Воспоминания | страница 7
Ведь по окончании Смольного института для благородных девиц (вот куда метила честолюбивая дочь своего отца, забыв про его выстрел и помня только заветное имя Анна Кирилловна!) Марфиньке придётся возвращаться домой, на Кавказ. Варианты возвращения (или переезда) туда же Стаси Фанни как и сама возможность вмешательства во все эти Лелины игры, как и в судьбы девочек, Бабушки Анны Розы, — по простительной (очень маме импонирующей) наивности заигравшихся Лелы и супруга её, — не рассматривались. И напрасно! Честолюбивые грёзы Лелы Константиновны разлетелись вдребезги от замечания Великой Женщины: — Кандидаток в благородные шлюхи Смольный бордель почерпнёт с лихвой за пределами её семьи! И в целях окончательного и, надо полагать, безжалостного добития радужных замыслов и надежд стариков, — через одно из своих доверенных, — выложила перед потрясёнными маглакскими простаками с сотню нотаризованных копий вексельных досье, содержание которых самой непритязательной и сговорчивой полицией нравов не было бы разрешено даже для глянцевого журнала для яхт клубов…
В 1895 году в Тифлисе Марфа и Стаси Фанни частными домашними уроками прошли два подготовительных класса, и дед Эмухвари отвёз их в Петербург. В гимназию Побединского. В ней было добротно поставлено классическое преподавание языков. Французский, немецкий, шведский и финский с грузинским девочки знали с младенчества. В гимназии начали они изучать латынь, английский, испанский, японский.

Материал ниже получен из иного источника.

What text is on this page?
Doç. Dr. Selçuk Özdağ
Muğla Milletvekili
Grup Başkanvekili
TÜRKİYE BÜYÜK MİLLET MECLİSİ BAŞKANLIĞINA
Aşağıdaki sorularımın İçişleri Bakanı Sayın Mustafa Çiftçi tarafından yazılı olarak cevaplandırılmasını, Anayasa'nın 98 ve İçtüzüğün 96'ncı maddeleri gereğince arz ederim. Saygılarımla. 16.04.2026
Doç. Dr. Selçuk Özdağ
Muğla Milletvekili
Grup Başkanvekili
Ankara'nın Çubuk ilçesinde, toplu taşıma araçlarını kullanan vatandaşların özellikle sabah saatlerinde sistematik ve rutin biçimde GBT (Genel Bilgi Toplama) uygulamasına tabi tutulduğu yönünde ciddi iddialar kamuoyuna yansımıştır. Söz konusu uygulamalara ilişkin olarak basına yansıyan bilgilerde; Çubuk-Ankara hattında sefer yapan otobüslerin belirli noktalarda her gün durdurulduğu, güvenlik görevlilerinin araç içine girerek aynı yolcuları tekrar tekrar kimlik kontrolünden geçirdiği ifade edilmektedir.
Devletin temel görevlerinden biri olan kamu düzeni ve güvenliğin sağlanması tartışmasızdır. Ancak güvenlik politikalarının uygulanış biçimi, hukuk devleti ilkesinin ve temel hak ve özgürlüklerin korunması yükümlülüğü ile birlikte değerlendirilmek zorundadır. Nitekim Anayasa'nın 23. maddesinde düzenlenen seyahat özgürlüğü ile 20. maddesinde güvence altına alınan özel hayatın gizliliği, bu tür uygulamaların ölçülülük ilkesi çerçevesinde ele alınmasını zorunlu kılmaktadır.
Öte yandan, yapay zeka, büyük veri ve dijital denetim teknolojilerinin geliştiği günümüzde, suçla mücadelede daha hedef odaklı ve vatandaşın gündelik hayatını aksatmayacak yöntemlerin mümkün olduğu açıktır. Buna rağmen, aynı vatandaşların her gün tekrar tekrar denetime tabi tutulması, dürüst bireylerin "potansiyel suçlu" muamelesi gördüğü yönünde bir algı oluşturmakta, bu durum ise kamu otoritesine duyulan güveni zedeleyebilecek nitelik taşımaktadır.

Поселились они все вместе, сначала в доме 5, по улице Жуковского у некоего штаб ротмистра Владимира Александровича — старого знакомого и, кажется даже однополчанина Иосифа. Но после энергичного вмешательства столичного доверенного Бабушки Розалии Левитина, Стаси Фанни и Марфа по приглашению Эммануила Юльевича Берга, главного смотрителя Главной же физической Обсерватории императорской Академии Наук, поселились в его доме 63, по Большому проспекту Васильевского острова. — Жить надо у приличных людей! — пояснила своё решение Великая женщина. Иосиф, которому было чрезвычайно неудобно перед тотчас же присосавшемся к его кошельку гусаром–однополчанином, кровно обиделся. И, в пику ЖЕНЩИНЕ, отверг категорически следующее, неизмеримо более важное решение её, сводившееся к плану направления сестёр по окончании гимназического курса на учёбу в Париж. В душе то он был, безусловно, за Париж: слово это задевало глубоко и томительно многие струны его души. Но — принцип! Своё бескомпромиссное — Нет! — планам Женщины Иосиф произнёс на людях — веско и торжествующе. Так, это и полагалось истинному мужчине и настоящему рыцарю. Он–то великолепно знал, что слово она сдержит и сделает всё по–своему. И тогда уже путешествие в Париж осуществится не… за его, Иосифа, счёт. Но за её денежки. Волки традиций останутся сытыми. Овцы девичьих судеб — целыми!…Или…наоборот? Так, или иначе, наш явный софист был ещё и тайным дипломатом!